As I’ve already mentioned, all Free From beers are suitable for vegans.
Calories, carbs and sugar
The brewery provides no info on the amount of calories, carbohydrates and sugars in this beer.
So while it may be a good option if you’re avoiding alcohol, animal products and wheat, it might be one to miss if you’re counting the calories or reducing your sugar intake.
Flavours, appearance and mouthfeel
Session IPA pours a dark shade of amber with good carbonation. It produces a modest ring or foam, with an island of foam breaking away as it settles. And lots of fluffy lacing.
The aroma is led with the malts with roasted barley, caramel and wheat flavours initially.
Sweet and fruity aromas then become more prominent, with pineapple, sherbet, passionfruit. A woody aroma from the hops also hangs in the background.
There’s a touch of sulphur, which takes the shine off the other aromas.
The body is light to medium and slightly creamy, with light but prickly carbonation.
Fruitier flavours overtake the maltier flavours on tasting. Roasted orange, lemon and passionfruit stand out over a foundation of lightly roasted malt.

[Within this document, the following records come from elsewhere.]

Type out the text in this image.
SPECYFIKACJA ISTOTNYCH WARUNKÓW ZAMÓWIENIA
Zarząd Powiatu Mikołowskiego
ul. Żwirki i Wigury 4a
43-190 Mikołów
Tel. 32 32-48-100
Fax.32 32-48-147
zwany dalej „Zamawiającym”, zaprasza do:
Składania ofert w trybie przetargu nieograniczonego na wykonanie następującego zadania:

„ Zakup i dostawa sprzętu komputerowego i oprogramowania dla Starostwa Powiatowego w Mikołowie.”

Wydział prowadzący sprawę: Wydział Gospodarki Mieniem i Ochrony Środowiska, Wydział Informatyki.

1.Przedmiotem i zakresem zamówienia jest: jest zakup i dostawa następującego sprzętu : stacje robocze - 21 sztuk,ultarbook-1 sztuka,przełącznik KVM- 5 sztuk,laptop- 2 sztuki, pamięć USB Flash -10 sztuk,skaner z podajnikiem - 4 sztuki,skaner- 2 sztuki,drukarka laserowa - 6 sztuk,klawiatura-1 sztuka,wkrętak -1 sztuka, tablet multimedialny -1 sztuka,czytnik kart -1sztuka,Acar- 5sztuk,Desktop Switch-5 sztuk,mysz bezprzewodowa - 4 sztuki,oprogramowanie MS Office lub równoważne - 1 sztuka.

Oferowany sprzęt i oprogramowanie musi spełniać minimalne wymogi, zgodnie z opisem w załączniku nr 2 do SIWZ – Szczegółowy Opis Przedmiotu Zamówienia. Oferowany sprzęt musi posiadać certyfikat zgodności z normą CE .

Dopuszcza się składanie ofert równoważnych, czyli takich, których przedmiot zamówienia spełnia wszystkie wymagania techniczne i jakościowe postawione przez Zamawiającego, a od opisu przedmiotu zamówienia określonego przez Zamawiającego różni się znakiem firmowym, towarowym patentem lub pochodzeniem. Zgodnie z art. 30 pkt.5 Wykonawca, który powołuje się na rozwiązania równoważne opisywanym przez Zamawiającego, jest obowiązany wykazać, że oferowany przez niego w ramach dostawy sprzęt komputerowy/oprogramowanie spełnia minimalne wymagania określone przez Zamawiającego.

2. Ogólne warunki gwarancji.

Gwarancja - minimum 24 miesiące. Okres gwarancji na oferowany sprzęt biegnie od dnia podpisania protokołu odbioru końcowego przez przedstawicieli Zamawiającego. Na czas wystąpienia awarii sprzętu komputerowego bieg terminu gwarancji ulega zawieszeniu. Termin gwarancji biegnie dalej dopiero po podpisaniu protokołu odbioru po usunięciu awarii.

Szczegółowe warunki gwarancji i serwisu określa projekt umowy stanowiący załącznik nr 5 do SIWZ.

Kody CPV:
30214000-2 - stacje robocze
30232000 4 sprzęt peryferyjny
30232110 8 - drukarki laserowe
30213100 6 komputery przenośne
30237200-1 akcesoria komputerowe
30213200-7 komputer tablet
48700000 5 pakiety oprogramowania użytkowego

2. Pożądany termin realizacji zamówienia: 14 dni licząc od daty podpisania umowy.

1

The bitterness is low, which means the sweetness is allowed to dominate. It’s not overly sweet, but it could be more balanced.
Not a perfect beer. But a good one nonetheless, and always a better option than other soft drinks if you’re not drinking, especially if you need to avoid gluten.
Just beware of that blind sort when it comes to calories, carbs and sugar if you’re drinking a few of these in a session.